Interest-only investment loans are one way landlords are keeping costs down. Without the need to repay capital, the monthly payments are lower than for principal-plus-interest loans. This helps to maximise cash flow while continuing to benefit from capital growth.
Also, can I sell my house if I have an interest-only mortgage?
Benefits of interest-only
If you are buying to let, an interest only mortgage can be more convenient, as it keeps your overheads lower, and when the term expires you can just sell the property to repay the loan.
In this way, what are the disadvantages of an interest-only mortgage?
Disadvantages of an Interest-Only Mortgage
- No Equity Growth. Interest-only mortgages today generally require large down payments so lenders have collateral against default. …
- Home Values are Falling. …
- Riskier loans with Higher Interest Rates. …
- Variable Interest Increases.
What is an interest-only investment loan?
What is an interest only loan on an investment property? Where an interest only loan used to purchase an investment property, the loan repayments only cover the interest, not the principal. In other words, the loan amount (principal) to purchase the property remains unpaid.

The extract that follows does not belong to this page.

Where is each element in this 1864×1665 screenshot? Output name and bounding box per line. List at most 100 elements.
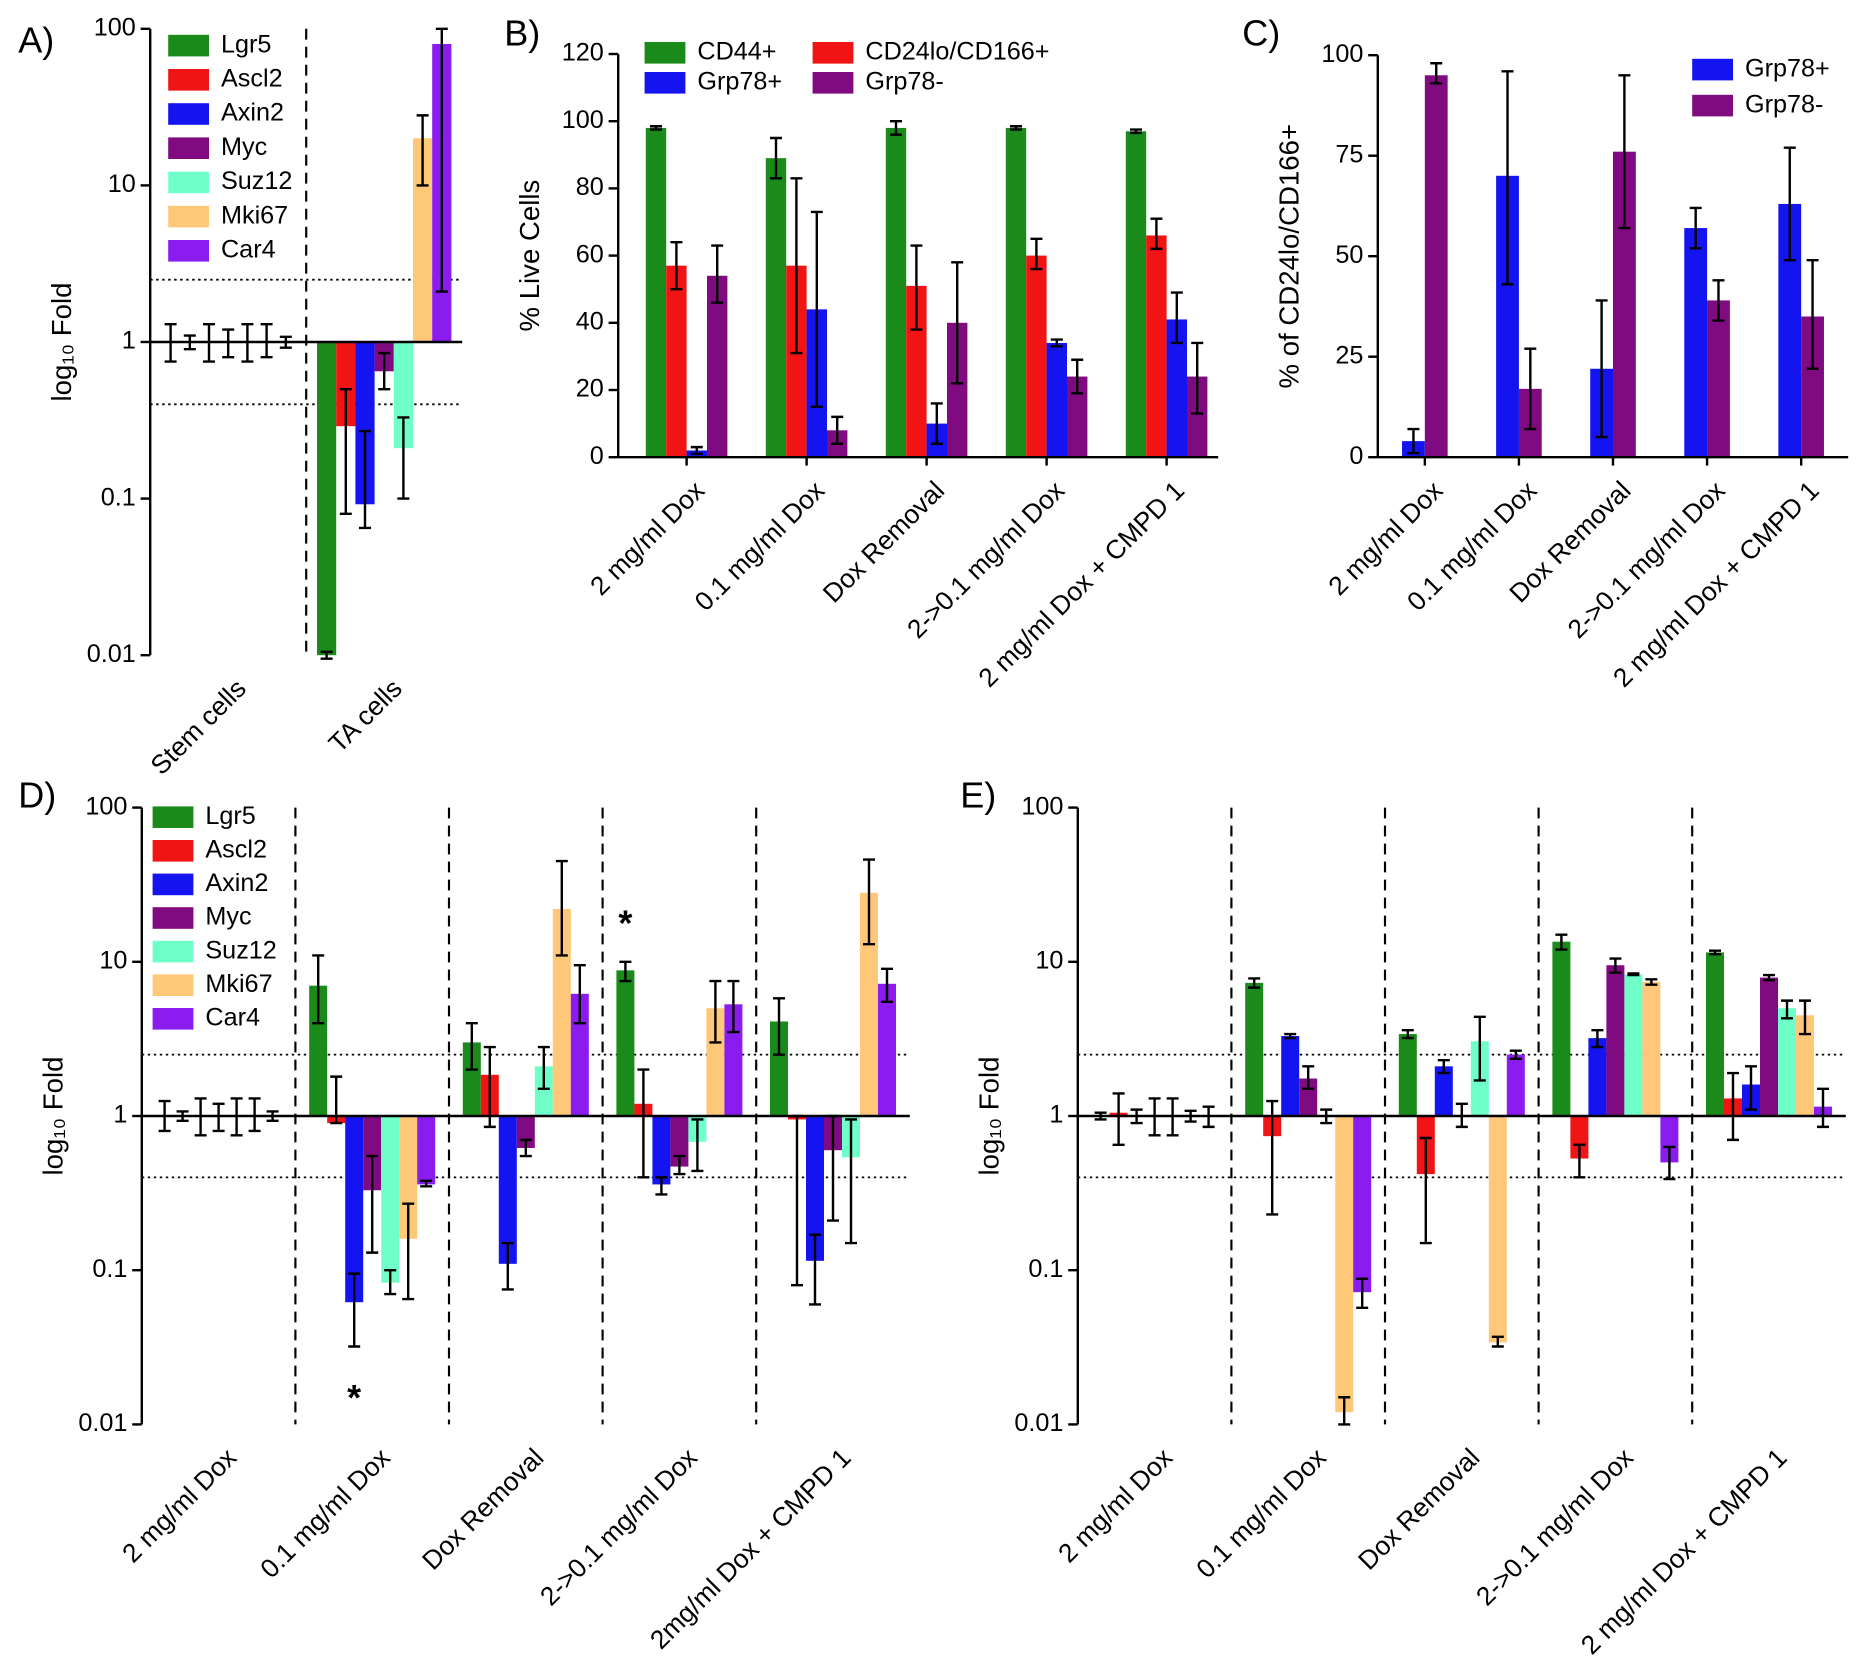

By paying P&I, you’re paying off the mortgage earlier in the term so you end up paying less in interest. … Reduced interest rates: Making principal and interest repayments makes you a lower risk than a borrower making interest only repayments so banks are willing to offer you cheaper interest rates.
The borrower only pays the interest on the mortgage through monthly payments for a term that is fixed on an interest-only mortgage loan. The term is usually between 5 and 7 years. After the term is over, many refinance their homes, make a lump sum payment, or they begin paying off the principal of the loan.